Faith & Family: If you don’t laugh you’ll cry, so choose to laugh
On Faith and Family
By Leah Gibson of Paso Robles
I have heard it said that as a parent you wear many hats. You’re a doctor, a teacher, a friend, a coach, a psychiatrist a podiatrist and occasionally are called upon by your children to be a ventriloquist or an optimist. Being new to the parenting game, my husband and I will be the first to admit that this whole “Jack of all trades, yet master of none,” thing is no joke.
We have two boys, thirteen months apart. Our oldest is two, our youngest is one. Our lives are blessed and filled with sweetness. We’re living the parenting dream of little pitter-patter feet running down the hall and cute little naked baby buns running through the house to avoid baths at all cost. We’ve got the chubby cheeks that rest on the floor as they play with their trucks and the sweet night time cuddles.
What we also have is a whopper sized case of CRAZY and with crazy, lots and lots of days filled with straight-up, miss the mark, F on your report card failures. Have you ever had one of those days where anything and everything goes wrong, you lose your temper, misplace your keys and step in yogurt? I’ve had so many of those days, my mother-in-law loving refers to them as “Charlie Brown Moments,” in which you’re literally two inches away from the football when Lucy sweeps it out from under your feet and you’re left lying on your back, trying to figure out what just happened.
Because I’ve had so many Charlie Brown moments, my husband and I have become self-proclaimed comedians and thereby have developed the mantra “if you don’t laugh you’ll cry, so choose to laugh.” This got me to thinking about all of you fellow Charlie Browner’s out there who could use some encouragement, who need to know that you’re not the only ones who have had a bad day, crawled into your sweats and accidentally eaten a gallon of ice-cream in order to heal from the trauma.
So, in order to make you feel better about your failures and Charlie Brown days, grab a cup of joe and get ready to read mine!
Over the last four months, our house has been under a major remodel. A close family friend was so kind as to lend us his trailer which we have parked in the front yard and will continue to live in until the remodel is completed.
It was Christmas week and we decided to rent a house in the country so the boys could run around and play and I was hard at work packing up our things to leave. We had just returned home from the grocery store and I brought my oldest son inside first and then retreated back to the car to bring in my other son. However, what I heard made me stop in my tracks. It was the sound of the lock on the trailer door clicking and lots and lots of giggles from the naughty face in the window. My two year old had locked me out! Frantically I felt around in my pocket for the keys… which were inside the diaper bag also locked in the trailer. I began to beat wildly on the window, but my son was too busy delightedly unwrapping snack after snack in the unmanned diaper bag.

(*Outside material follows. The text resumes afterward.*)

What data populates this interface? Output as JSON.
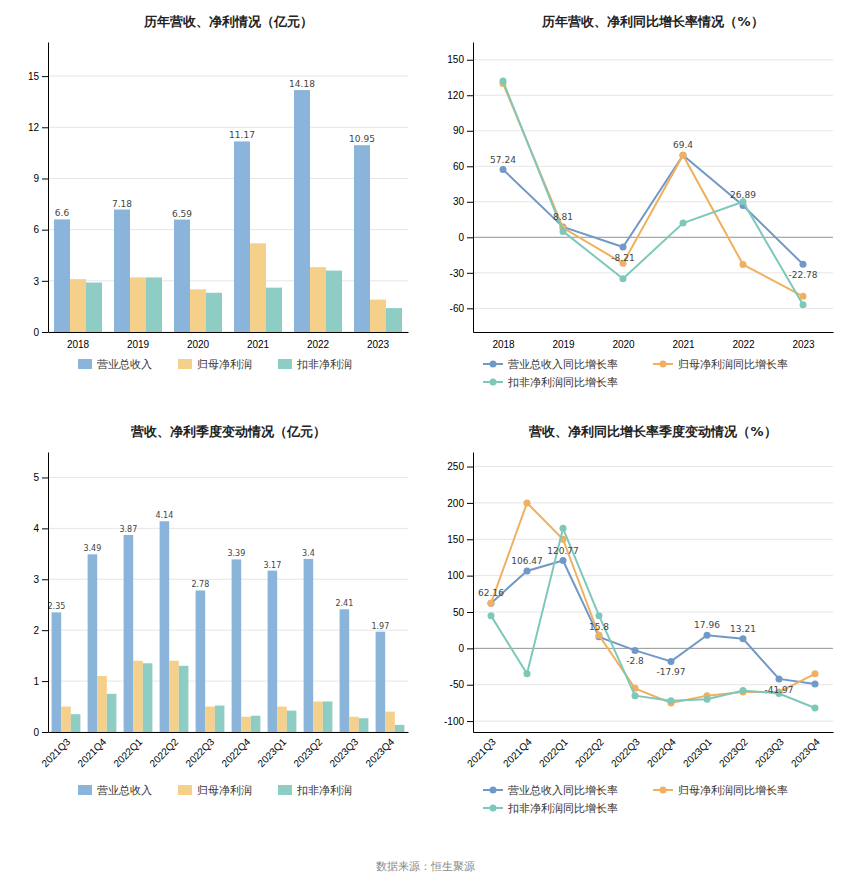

After a few minutes, I decided to walk over to my dear friend and neighbor’s house to ask for help. Her parents were visiting from Ventura and they quickly came over to help as well. My neighbor was just beginning to dial the locksmith for me when, out of curiosity, her father jiggled the handle on the trailer one last time. The door flew open. My son had apparently unlocked the door on HIS terms during my thirty-second sprint to the neighbor’s house.
I thought long and hard about this very applicable life lesson last Sunday at Church as I watched my son challenge himself to see how many raisins he could successfully fit in his belly button. I thought about all the Charlie Brown moments in the last several weeks and all the chaos and all the failures and I thought about what happened at the trailer only days before. I thought about how much I’m sinfully like my son, locking God out and refusing to let Him in while I do my own thing only to realize how gracious He is to patiently wait for me to open up to Him when He already has the key.
Life might be crazy. It might be filled with joy or it might be filled with a whole lot of Charlie Brown moments, but at the end of the day, it doesn’t matter what we’re feeling or going through. Unless we open the door and walk in obedience and sweet fellowship with Christ, all the moments in life are meaningless. However, if we open up and draw near to Christ, even the hard days are beautiful because we have a friend that will never leave us or forsake us if we’ll only place our faith in Him.